The students' needs, paired with the university's own data requirements are leading schools to investigate the best way (read cost effective and least intrusive) to increase capacity and speed. Passive optical LAN (POL) might be the solution they, and the operators wishing to serve them, are looking for, said Eric Presworsky, CTO of Zhone Technologies (NASDAQ:ZHNE).
"The cost and space savings are amazing," Presworsky said. "POL changes the paradigm."
With a more traditional copper-based Ethernet solution, a campus with 40+ buildings, for example, each building would have copper wiring to teacher's offices with one or two Ethernet switches per floor that all feed to a router in the basement. That connects to a campus ring network or semi-mesh or hub-spoke configuration. With POL, a single data center houses the electronic components for the entire campus, and there would be an active component for every eight teachers.

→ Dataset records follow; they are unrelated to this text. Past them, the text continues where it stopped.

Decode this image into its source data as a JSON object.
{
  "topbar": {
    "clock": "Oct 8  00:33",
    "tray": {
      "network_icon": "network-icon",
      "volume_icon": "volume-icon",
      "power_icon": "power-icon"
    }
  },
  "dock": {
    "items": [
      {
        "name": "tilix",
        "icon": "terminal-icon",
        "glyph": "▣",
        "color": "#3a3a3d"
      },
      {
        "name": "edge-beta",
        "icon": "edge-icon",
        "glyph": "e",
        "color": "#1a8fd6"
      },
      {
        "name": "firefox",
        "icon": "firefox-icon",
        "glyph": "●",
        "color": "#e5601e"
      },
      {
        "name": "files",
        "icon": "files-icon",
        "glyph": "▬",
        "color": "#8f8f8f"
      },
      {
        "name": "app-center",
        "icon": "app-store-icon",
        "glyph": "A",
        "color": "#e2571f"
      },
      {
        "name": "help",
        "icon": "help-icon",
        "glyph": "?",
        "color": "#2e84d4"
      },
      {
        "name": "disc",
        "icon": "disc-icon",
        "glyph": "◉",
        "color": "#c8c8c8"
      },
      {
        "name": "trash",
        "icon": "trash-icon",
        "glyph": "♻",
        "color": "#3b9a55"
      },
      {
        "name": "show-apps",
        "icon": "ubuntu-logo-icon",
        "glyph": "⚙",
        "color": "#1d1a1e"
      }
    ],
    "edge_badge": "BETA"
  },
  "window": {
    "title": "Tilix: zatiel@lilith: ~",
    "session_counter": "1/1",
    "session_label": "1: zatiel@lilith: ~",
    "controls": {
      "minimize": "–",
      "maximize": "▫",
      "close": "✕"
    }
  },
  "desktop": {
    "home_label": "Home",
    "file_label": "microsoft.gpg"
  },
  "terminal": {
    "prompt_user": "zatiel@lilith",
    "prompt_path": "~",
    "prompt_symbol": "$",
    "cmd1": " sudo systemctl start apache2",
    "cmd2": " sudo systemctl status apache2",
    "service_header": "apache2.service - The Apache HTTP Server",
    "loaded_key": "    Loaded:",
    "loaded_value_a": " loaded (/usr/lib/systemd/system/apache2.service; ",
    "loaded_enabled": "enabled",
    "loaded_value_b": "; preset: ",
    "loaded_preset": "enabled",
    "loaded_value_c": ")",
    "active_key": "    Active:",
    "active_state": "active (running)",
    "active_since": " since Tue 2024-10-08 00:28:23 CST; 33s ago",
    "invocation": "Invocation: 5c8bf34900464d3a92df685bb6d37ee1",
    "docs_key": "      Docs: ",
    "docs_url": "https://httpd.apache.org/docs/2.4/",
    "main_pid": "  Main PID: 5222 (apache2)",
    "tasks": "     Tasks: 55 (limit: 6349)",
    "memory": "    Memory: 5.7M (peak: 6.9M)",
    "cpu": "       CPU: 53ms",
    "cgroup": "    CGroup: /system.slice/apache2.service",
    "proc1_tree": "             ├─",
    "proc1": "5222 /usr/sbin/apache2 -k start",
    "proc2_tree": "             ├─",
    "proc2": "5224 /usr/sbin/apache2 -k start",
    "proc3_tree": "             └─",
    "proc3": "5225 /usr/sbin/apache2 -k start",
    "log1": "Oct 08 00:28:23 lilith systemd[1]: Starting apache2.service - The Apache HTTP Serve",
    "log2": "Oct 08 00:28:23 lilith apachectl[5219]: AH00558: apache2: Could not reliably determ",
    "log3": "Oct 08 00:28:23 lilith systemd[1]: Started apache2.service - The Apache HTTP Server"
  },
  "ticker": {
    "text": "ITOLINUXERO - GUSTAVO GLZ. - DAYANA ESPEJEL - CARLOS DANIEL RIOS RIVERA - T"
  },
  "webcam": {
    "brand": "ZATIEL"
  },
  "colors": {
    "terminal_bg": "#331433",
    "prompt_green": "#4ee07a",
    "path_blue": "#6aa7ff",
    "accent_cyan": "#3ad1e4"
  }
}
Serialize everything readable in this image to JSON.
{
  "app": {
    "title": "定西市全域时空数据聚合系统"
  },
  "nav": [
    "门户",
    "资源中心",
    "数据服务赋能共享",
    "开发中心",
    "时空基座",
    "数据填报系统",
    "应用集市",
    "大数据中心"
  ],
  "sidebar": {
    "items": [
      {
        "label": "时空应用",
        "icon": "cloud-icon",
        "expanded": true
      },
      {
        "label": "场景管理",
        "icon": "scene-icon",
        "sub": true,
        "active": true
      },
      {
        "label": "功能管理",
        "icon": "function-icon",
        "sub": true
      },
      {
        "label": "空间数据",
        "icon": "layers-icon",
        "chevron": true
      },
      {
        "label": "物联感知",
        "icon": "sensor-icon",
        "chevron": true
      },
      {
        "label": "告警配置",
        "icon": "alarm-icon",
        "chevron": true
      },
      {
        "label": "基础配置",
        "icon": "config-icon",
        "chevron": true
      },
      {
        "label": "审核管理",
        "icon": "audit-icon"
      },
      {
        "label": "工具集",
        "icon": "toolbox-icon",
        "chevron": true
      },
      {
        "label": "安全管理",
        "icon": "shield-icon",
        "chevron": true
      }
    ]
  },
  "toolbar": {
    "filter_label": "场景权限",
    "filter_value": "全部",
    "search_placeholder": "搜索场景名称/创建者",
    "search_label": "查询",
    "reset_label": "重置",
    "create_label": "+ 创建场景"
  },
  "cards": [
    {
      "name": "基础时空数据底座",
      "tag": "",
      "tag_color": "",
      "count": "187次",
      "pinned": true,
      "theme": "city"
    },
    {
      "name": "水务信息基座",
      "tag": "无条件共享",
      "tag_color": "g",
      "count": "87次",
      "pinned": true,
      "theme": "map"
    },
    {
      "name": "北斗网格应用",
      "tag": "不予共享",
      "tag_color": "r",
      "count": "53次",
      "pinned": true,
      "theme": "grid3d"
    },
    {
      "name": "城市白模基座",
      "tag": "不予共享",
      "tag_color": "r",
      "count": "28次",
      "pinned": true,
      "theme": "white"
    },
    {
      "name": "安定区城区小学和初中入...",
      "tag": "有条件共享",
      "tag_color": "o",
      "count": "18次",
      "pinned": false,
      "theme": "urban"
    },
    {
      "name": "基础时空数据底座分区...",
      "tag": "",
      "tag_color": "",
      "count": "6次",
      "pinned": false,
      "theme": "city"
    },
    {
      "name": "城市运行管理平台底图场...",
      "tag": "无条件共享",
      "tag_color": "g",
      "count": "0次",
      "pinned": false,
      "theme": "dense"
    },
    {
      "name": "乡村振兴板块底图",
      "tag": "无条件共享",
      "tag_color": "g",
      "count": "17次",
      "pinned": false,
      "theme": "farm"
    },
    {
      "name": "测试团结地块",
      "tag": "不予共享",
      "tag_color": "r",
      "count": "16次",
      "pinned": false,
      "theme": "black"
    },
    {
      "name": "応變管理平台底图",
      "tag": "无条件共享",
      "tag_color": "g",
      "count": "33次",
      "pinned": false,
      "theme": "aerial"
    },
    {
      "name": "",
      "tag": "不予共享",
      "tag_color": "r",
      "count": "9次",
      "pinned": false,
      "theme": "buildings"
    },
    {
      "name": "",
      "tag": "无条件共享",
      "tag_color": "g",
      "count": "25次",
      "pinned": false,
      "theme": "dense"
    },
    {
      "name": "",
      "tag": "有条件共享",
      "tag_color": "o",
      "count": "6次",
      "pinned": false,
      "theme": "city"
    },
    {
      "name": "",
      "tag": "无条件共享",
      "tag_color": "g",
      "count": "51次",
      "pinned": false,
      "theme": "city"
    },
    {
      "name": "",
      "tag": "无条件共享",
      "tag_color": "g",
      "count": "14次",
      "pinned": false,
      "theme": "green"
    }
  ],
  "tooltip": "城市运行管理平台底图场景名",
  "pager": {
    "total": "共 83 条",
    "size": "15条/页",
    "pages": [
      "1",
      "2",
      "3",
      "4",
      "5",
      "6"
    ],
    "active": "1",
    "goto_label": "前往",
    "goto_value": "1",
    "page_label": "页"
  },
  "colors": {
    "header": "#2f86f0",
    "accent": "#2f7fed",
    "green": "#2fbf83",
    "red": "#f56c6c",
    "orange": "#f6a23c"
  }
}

Also, while Ethernet can only run 100 meters before it comes to a switch, POL can run 20 km.
"There is cost savings on power, cooling space, and use of space," Presworsky said. "Teachers (for example) could use the wiring closets for other purposes. The way this can play on a campus is massive. (And) think of big campuses in middle America that can have their entire campus controlled by one OLT (optical line terminal) handling tens of thousands of Ethernet ports."
Of course, copper would have to be replaced with fiber throughout the university. Gigabit passive optical networking (GPON) is generally the technology that rides on it, Presworsky said. Unlike with copper, which requires infrastructure upgrades to increase bandwidth, POL is scalable.
"Today, you have 2.5 Gbps, you put another card in for 10 Gbps and then another for 40 Gbps without touching the infrastructure of the university. The lifespan of fiber is 20-60 years. The copper (has to be changed) every few years," Presworsky said.
A cable company could use the same infrastructure to provide its video services, whether they are IP-based or traditional RF. Existing boxes generally are GPON compatible. "The ONTs (optical network terminals) have coax coming out of them that plug into the set-top. (You) can't tell if it is fiber and GPON or coax going back to the headend," Presworsky said.